Mattioli S, Pilotti V, Felice V, Di Simone M P, D'Ovidio F, Gozzetti G
Second Department of Surgery, University of Bologna, Italy.
Ann Surg. 1993 Nov;218(5):635-9. doi: 10.1097/00000658-199321850-00008.
The lower esophageal sphincter (LES) resting tone originates from the tension of the muscular fibers of the gastro-esophageal (GE) junction. This study determined which of the muscular structures' of the GE junction are actually responsible and to what degree for the LES resting tone in achalasic patients.
Controversy still exists as to the length of myotomy on the esophageal and gastric sides of the GE junction. Experimental and clinical studies have supposed that the anatomical complex formed by the U and the sling fibers of the lesser curvature of the stomach can be part of the LES.
The variations induced on the LES resting tone by the separate division of the esophageal and gastric muscular fibers of the GE junction were studied by means of intraoperative manometry in 32 patients who underwent myotomy for achalasia.
After surgical preparation of the GE junction, the mean pressure was 29.3 +/- 13 mmHg.
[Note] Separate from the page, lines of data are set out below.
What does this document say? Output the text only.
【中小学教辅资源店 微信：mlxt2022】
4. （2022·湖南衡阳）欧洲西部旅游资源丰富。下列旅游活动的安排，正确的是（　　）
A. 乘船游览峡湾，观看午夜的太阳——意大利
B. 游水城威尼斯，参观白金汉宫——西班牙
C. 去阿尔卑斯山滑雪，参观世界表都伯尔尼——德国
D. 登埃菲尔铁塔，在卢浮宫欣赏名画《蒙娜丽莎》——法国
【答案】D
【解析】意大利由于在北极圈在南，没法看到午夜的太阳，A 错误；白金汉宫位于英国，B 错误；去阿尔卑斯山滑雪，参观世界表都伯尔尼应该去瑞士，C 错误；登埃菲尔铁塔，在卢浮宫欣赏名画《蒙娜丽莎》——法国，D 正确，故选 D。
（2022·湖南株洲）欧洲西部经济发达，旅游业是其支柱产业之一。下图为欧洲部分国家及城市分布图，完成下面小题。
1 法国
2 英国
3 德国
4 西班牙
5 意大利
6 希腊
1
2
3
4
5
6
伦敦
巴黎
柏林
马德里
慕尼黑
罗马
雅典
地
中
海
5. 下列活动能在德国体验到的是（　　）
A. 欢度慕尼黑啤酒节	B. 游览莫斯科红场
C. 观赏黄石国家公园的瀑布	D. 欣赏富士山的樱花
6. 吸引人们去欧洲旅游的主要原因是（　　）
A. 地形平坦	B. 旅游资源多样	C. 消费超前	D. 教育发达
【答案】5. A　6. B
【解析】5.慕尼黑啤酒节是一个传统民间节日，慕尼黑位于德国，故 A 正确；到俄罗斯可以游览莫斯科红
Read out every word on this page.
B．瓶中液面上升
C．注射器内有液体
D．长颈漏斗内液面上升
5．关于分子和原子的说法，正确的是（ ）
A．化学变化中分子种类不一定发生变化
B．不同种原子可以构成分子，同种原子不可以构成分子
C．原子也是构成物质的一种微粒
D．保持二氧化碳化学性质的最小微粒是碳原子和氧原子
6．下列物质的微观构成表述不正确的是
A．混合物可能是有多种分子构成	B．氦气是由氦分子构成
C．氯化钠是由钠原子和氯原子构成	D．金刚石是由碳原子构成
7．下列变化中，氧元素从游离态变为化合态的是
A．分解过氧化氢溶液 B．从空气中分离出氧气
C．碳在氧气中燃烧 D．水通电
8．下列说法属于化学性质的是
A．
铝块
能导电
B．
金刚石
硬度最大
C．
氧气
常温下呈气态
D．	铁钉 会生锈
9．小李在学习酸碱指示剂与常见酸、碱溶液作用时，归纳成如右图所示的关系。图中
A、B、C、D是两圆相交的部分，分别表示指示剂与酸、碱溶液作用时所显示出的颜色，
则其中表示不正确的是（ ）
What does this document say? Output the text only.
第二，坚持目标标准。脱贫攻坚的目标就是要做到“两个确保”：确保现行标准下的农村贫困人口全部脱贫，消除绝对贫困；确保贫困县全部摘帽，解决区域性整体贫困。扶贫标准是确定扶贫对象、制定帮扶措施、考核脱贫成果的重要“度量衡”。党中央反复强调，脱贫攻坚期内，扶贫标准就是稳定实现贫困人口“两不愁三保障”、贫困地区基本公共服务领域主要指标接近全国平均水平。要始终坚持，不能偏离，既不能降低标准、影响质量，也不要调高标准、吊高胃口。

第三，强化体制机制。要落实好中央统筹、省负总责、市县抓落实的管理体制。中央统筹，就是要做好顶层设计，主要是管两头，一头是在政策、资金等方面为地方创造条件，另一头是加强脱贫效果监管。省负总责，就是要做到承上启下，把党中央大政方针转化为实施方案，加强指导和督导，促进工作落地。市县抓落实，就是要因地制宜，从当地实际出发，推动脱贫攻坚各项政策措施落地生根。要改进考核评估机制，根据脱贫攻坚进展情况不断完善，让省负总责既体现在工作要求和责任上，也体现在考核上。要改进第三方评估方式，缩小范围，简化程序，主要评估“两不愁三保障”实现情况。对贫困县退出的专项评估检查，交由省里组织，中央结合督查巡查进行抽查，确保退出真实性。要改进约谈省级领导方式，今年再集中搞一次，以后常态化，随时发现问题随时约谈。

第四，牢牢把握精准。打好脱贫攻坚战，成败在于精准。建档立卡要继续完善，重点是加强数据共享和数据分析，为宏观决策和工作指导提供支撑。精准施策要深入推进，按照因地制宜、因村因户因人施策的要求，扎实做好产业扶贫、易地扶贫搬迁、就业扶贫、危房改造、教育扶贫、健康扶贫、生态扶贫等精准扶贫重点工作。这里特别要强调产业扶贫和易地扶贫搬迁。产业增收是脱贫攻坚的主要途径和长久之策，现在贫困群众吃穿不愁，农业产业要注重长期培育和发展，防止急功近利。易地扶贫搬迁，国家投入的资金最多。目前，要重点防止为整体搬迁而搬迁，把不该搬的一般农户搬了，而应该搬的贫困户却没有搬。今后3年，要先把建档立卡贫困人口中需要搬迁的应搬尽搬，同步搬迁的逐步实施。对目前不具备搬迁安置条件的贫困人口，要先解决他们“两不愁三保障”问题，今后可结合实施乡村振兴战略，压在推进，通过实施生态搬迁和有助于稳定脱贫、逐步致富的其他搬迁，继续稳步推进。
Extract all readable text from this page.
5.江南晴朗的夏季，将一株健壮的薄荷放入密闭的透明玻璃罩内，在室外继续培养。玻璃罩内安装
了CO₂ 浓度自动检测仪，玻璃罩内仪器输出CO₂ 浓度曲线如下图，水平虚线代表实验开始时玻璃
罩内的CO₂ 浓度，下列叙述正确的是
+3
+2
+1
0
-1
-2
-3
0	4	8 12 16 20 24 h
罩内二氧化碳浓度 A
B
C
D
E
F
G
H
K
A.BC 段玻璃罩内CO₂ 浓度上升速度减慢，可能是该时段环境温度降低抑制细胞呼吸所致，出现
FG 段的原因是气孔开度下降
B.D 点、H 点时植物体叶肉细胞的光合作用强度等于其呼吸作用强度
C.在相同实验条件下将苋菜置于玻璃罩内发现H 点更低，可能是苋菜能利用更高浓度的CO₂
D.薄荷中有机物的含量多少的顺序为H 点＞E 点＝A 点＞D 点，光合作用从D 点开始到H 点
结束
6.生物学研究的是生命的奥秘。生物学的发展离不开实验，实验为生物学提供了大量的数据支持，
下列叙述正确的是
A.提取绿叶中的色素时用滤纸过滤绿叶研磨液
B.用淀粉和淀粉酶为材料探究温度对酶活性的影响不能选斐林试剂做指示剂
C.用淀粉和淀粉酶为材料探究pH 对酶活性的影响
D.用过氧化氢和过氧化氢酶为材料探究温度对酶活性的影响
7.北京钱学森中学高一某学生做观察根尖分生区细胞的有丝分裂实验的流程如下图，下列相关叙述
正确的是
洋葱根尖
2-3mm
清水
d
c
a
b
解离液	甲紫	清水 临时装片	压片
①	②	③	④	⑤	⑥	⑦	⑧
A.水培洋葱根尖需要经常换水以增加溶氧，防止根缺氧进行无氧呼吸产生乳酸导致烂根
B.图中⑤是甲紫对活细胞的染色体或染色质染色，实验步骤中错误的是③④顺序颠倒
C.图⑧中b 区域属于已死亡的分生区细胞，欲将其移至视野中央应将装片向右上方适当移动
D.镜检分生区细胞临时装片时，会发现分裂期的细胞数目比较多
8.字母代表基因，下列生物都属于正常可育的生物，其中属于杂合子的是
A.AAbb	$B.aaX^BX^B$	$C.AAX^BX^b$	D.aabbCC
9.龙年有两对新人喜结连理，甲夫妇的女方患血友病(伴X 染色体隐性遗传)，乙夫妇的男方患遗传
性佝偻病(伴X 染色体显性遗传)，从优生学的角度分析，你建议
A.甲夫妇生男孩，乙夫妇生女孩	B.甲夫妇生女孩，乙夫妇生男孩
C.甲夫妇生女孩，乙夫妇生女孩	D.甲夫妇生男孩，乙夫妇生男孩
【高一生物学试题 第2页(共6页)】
After esophageal side myotomy, the mean LES pressure decreased to 13.6 +/- 7.9 mmHg (paired t test, p < 0.0005). The residual pressure was further reduced after gastric side myotomy (3.4 +/- 1.9 mmHg; paired t test, p < 0.0005).
In achalasic patients, 45% of the LES resting tone is maintained by the gastric side anatomical component of the GE junction. The range of variability of the gastric component of the LES is wide. This information should be taken into account when performing extramucosal myotomy as therapy for esophageal achalasia.
食管下括约肌(LES)的静息张力源于胃食管(GE)交界处肌纤维的张力。本研究确定了GE交界处的哪些肌肉结构实际上对贲门失弛缓症患者的LES静息张力负责以及负责程度如何。
关于GE交界处食管侧和胃侧肌切开术的长度仍存在争议。实验和临床研究推测,由胃小弯的U形纤维和吊带纤维形成的解剖复合体可能是LES的一部分。
通过术中测压研究了32例因贲门失弛缓症接受肌切开术的患者中,GE交界处食管和胃肌纤维的单独分离对LES静息张力产生的变化。
GE交界处手术准备后,平均压力为29.3±13 mmHg。食管侧肌切开术后,LES平均压力降至13.6±7.9 mmHg(配对t检验,p<0.0005)。胃侧肌切开术后残余压力进一步降低(3.4±1.9 mmHg;配对t检验,p<0.0005)。
在贲门失弛缓症患者中,LES静息张力的45%由GE交界处的胃侧解剖成分维持。LES胃成分的变异性范围很广。在进行黏膜外肌切开术治疗食管贲门失弛缓症时应考虑到这一信息。